Triggering of the antigen T- and B-cell receptor leads to the initiation of multiple signalling pathways that regulate cellular proliferation, survival and effector function of T- and B-cells. Deregulation of lymphocyte activation may lead to lymphomas, inflammatory or autoimmune diseases.
The technology provides means, such as enzyme assays or screening methods, that make it possible to the test or screen for compounds that interfere in a signalling pathway regulating T- or B-cell function.
The scientists have identified MALT1 proteolytic activity and described how MALT1 inhibition in lymphocytes results in impaired antigen receptor-induced activation of the transcription factor NF-kB and, as a consequence, impaired proliferation and cytokine production.
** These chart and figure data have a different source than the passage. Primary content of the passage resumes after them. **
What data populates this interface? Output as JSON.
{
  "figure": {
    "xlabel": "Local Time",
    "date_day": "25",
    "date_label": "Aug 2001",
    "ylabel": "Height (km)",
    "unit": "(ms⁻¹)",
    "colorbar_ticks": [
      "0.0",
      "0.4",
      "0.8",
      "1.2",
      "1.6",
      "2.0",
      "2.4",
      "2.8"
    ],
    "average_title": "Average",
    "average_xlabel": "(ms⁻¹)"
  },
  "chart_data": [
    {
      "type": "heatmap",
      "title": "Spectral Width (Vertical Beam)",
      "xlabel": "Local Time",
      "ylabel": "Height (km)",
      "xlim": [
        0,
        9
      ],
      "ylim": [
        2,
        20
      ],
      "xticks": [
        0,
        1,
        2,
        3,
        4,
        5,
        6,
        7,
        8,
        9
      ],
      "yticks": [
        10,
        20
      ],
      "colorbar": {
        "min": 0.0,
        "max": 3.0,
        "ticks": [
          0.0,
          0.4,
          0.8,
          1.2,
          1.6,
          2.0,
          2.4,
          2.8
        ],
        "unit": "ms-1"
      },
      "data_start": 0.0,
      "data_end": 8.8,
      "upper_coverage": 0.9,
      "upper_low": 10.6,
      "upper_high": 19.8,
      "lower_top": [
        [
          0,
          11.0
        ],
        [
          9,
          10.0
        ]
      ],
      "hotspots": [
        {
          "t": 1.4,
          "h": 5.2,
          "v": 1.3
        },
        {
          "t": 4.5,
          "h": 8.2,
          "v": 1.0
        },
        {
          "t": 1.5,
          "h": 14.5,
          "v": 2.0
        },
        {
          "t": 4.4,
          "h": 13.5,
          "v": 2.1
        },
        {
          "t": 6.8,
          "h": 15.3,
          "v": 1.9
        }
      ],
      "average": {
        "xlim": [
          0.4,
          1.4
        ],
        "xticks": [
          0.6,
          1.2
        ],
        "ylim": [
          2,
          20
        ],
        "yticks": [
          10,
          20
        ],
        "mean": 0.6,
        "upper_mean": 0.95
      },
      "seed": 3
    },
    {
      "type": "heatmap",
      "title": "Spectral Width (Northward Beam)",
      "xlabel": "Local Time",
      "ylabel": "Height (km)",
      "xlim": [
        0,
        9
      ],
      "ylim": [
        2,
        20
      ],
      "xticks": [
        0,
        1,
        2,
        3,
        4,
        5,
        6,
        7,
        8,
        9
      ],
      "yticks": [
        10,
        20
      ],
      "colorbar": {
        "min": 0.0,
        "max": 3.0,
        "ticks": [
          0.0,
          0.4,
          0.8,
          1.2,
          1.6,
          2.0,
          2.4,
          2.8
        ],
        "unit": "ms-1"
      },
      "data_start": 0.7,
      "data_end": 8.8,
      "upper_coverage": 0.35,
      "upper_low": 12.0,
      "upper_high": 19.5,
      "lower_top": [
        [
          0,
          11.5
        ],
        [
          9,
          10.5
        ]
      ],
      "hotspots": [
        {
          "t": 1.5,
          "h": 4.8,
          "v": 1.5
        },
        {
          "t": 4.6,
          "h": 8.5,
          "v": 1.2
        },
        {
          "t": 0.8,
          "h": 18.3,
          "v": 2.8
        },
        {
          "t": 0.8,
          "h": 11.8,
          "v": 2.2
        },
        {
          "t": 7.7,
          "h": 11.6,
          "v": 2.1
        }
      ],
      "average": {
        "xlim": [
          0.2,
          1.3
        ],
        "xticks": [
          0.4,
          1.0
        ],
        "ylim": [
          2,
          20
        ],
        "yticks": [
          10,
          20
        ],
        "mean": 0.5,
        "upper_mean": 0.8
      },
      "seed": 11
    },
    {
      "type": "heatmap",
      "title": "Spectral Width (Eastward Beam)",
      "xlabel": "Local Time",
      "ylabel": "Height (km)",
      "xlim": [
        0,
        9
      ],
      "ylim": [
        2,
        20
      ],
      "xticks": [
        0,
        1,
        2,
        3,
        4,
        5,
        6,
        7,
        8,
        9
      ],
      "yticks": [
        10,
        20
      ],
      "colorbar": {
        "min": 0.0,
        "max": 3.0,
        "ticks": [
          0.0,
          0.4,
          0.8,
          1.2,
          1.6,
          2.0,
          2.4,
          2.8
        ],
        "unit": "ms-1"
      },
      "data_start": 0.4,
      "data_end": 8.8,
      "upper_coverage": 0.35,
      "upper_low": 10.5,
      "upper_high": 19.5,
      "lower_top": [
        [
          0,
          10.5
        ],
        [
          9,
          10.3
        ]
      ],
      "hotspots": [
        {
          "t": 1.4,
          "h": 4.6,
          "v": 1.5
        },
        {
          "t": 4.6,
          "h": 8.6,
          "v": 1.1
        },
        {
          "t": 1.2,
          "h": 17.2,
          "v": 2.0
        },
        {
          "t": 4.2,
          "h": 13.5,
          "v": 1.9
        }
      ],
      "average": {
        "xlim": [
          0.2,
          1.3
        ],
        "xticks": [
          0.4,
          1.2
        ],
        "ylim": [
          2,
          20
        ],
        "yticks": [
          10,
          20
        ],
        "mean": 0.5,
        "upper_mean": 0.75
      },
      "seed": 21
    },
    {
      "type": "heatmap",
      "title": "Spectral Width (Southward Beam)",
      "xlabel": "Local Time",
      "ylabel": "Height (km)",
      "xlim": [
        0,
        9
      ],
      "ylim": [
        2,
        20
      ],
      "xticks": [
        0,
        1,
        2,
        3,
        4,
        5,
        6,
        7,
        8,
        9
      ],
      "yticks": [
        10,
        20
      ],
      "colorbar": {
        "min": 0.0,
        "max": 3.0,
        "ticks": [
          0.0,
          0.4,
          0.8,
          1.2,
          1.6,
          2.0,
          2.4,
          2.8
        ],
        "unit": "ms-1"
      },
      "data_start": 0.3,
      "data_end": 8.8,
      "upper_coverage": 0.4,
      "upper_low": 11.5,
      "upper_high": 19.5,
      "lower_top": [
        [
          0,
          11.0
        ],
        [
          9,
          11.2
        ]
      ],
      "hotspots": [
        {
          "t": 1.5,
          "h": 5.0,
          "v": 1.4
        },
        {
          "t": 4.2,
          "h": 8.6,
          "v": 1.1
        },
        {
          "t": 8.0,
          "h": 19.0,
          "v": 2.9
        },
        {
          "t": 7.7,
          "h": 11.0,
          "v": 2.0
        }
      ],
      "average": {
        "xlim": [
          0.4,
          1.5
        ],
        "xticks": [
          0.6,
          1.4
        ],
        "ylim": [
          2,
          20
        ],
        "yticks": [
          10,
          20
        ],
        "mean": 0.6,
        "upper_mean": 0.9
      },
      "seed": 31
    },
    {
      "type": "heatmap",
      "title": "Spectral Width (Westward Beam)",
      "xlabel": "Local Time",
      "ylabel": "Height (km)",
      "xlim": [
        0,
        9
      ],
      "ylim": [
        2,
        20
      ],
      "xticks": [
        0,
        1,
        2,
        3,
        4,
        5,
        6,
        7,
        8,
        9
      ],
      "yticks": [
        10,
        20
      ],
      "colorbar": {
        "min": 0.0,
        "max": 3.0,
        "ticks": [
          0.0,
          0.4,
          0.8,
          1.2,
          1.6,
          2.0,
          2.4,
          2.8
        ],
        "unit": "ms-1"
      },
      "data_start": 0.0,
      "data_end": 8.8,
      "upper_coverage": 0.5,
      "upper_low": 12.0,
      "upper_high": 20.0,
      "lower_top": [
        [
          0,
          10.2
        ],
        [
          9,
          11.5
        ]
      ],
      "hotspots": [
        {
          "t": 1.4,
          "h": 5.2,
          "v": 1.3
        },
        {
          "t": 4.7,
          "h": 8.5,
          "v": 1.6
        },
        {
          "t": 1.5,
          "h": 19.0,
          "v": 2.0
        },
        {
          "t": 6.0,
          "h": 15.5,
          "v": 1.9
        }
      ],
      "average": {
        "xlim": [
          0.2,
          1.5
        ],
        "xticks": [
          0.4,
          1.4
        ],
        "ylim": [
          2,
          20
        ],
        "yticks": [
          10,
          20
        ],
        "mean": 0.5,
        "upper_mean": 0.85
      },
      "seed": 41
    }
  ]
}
In addition, they have demonstrated activity of MALT1 in cell lines derived from a subtype of diffuse large B-cell lymphoma, suggesting that the newly identified MALT1 enzymatic activity is implicated in the development of this disease.
From this it follows that therapeutic targeting of the protease activity of MALT1 may be a useful approach for the treatment of autoimmune or inflammatory diseases, for the prevention of transplant rejection and the treatment of lymphomas. It may lead to the development of an innovative drug, targeting a newly identified key pathway controlling lymphocyte function.